The problem with Carney is the same as with Cameron — got a green fanatic for a wife.
And from Warren Buffett last year:
www.cnbc.com/2014/03/03/no-climate-change-impact-on-insurance-biz-buffett.html
The effects of climate change, "if any," have not affected the insurance market, billionaire Warren Buffett told CNBC on Monday—adding he's not calculating the probabilities of catastrophes any differently...."It has no effect ... [on] the prices we're charging this year versus five years ago. And I don't think it'll have an effect on what we're charging three years or five years from now." He added, "That may change ten years from now."....
"The public has the impression that because there's been so much talk about climate that events of the last 10 years from an insured standpoint and climate have been unusual," he continued. "The answer is they haven't."
The "more extreme events" meme suits the insurers book perfectly. Perception of risk increases cost of premiums, no greater risks than before, profits go up, yippee!
I wonder if the twat who heads Aviva will read this.
In the UK, IT has allowed insurance companies to calculate risk with much more detail. Whether it is the risk of a car being stolen from a particular postcode, or the risk of a property being flooded, by storm water.
Certain locations have seen insurance premiums rise as a result, sometimes dramatically.
Insurance companies rarely go bust due to unforeseen circumstances. Climate science is going bust, because no unprecedented circumstances have occurred as climate scientists keep predicting.
Love them or hate them, insurance companies know more about calculating risk, than 97% of climate scientists. When climate scientists learn to do maths properly, insurance companies will take them seriously.
Yes, but on the other hand...
Back in the 90s I worked for an insurance firm for a while. They were taking on a lot of temporary staff because, along with all the other insurance firms, they were taking a bit of a beating over environmental lawsuits.
It seems that all through the 50s, 60s and 70s people had taken it for granted that they could cause as much mess as they liked and it would never come back on them - because it never had in the past. Some were dumping mercury-based waste down disused wells. Some were being paid to dispose of dangerous chemicals safely, and were simply leaving it in rusty oil drums at the town dump. One guy named Hernandez in Texas I particularly remember. He used to drive into peoples backyards while they were out, dump some toxic waste, and drive away again!

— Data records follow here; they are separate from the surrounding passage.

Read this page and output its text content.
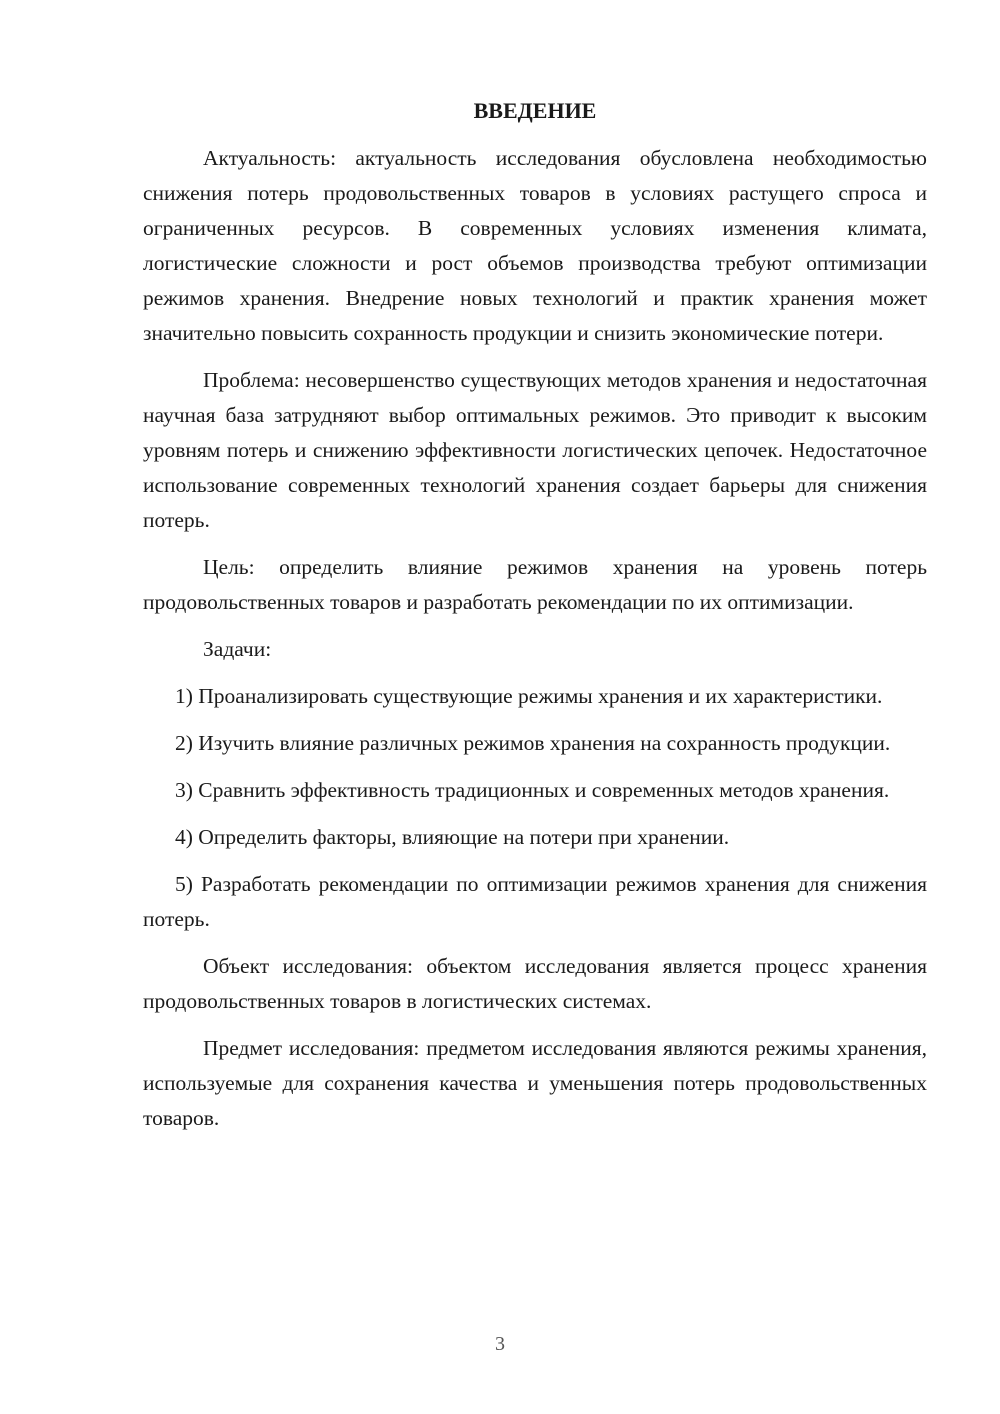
ВВЕДЕНИЕ

Актуальность: актуальность исследования обусловлена необходимостью снижения потерь продовольственных товаров в условиях растущего спроса и ограниченных ресурсов. В современных условиях изменения климата, логистические сложности и рост объемов производства требуют оптимизации режимов хранения. Внедрение новых технологий и практик хранения может значительно повысить сохранность продукции и снизить экономические потери.

Проблема: несовершенство существующих методов хранения и недостаточная научная база затрудняют выбор оптимальных режимов. Это приводит к высоким уровням потерь и снижению эффективности логистических цепочек. Недостаточное использование современных технологий хранения создает барьеры для снижения потерь.

Цель: определить влияние режимов хранения на уровень потерь продовольственных товаров и разработать рекомендации по их оптимизации.

Задачи:

1) Проанализировать существующие режимы хранения и их характеристики.

2) Изучить влияние различных режимов хранения на сохранность продукции.

3) Сравнить эффективность традиционных и современных методов хранения.

4) Определить факторы, влияющие на потери при хранении.

5) Разработать рекомендации по оптимизации режимов хранения для снижения потерь.

Объект исследования: объектом исследования является процесс хранения продовольственных товаров в логистических системах.

Предмет исследования: предметом исследования являются режимы хранения, используемые для сохранения качества и уменьшения потерь продовольственных товаров.

3
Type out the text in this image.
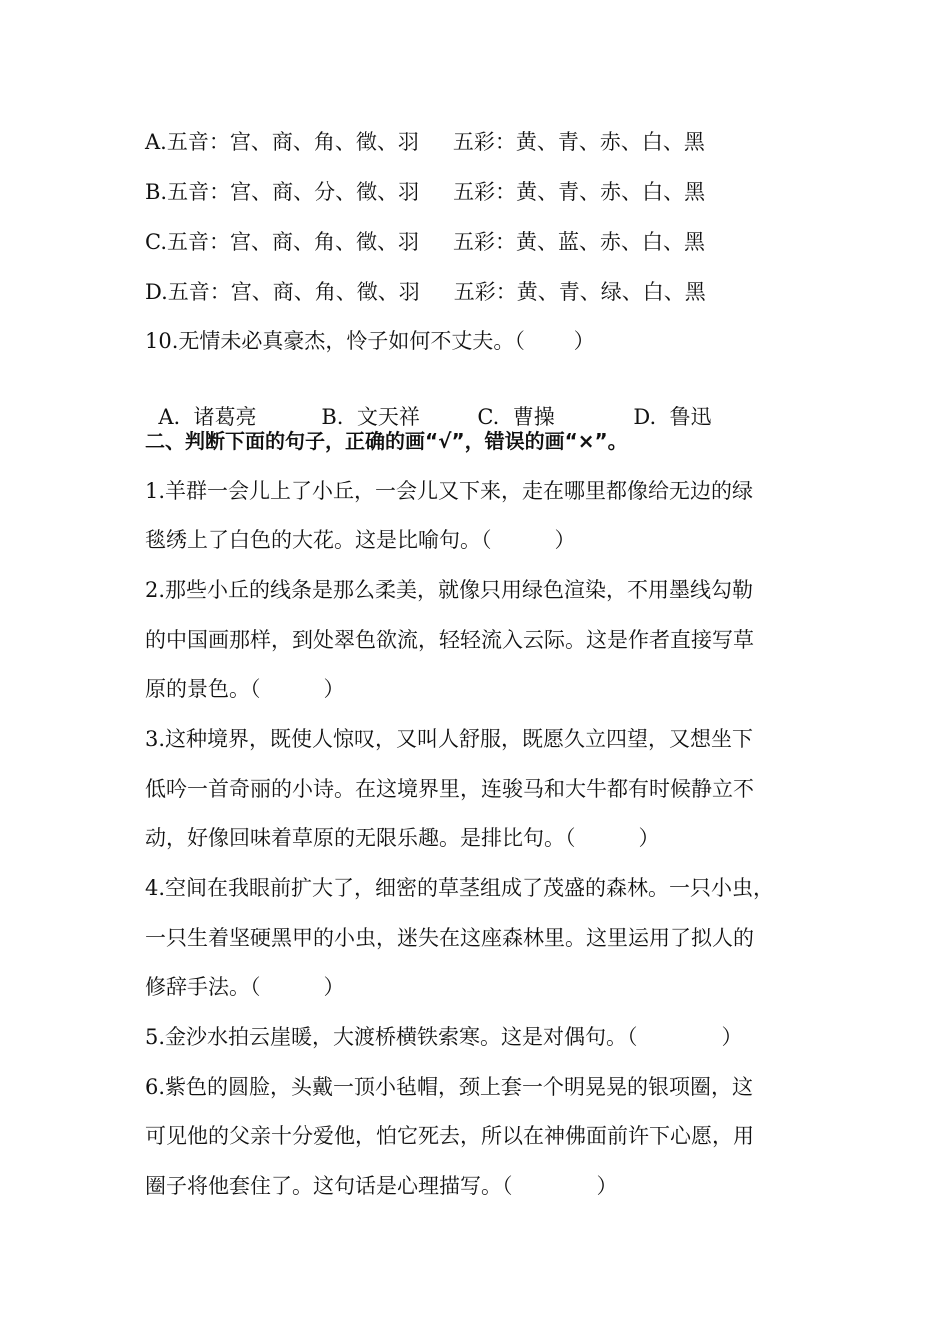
A.五音：宫、商、角、徵、羽 五彩：黄、青、赤、白、黑
B.五音：宫、商、分、徵、羽 五彩：黄、青、赤、白、黑
C.五音：宫、商、角、徵、羽 五彩：黄、蓝、赤、白、黑
D.五音：宫、商、角、徵、羽 五彩：黄、青、绿、白、黑
10.无情未必真豪杰，怜子如何不丈夫。（　　 ）

A.  诸葛亮	B.  文天祥	C.  曹操	D.  鲁迅

二、判断下面的句子，正确的画“√”，错误的画“×”。
1.羊群一会儿上了小丘，一会儿又下来，走在哪里都像给无边的绿
毯绣上了白色的大花。这是比喻句。（　　　）
2.那些小丘的线条是那么柔美，就像只用绿色渲染，不用墨线勾勒
的中国画那样，到处翠色欲流，轻轻流入云际。这是作者直接写草
原的景色。（　　　）
3.这种境界，既使人惊叹，又叫人舒服，既愿久立四望，又想坐下
低吟一首奇丽的小诗。在这境界里，连骏马和大牛都有时候静立不
动，好像回味着草原的无限乐趣。是排比句。（　　　）
4.空间在我眼前扩大了，细密的草茎组成了茂盛的森林。一只小虫，
一只生着坚硬黑甲的小虫，迷失在这座森林里。这里运用了拟人的
修辞手法。（　　　）
5.金沙水拍云崖暖，大渡桥横铁索寒。这是对偶句。（　　　　）
6.紫色的圆脸，头戴一顶小毡帽，颈上套一个明晃晃的银项圈，这
可见他的父亲十分爱他，怕它死去，所以在神佛面前许下心愿，用
圈子将他套住了。这句话是心理描写。（　　　　）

Of course, all these people, to their utter shock, were being sued, and were losing. The cost was largely falling on their insurers, who, like their clients, had never expected such a total change in public attitudes to pollution.
No, climate change will not scupper the insurance industry. New laws citing climate change, or even new judicial attitudes to claims involving climate change, well might.
Carney doesn't seem to understand how insurance works. The premia are calculated to cover the losses and costs of running the company, plus a profit.
If the premia are too low, then the insurance company has made a mistake and deserves to go under.
Insurance companies, allegedly, took a beating following the two Christchurch, New Zealand, eartchquakes five years ago. Curiously, the next time my house insurance came around, my then insurance company tried to more than double my premium. At that time I lived in one the lowest earthquake prone regions of New Zealand. Even more curiously, the representative I spoke to about it was adamant that I had to take it or leave it. I left it, but premiums are now at least 33% more than before the earthquakes. Insurance companies are not in business to make a loss!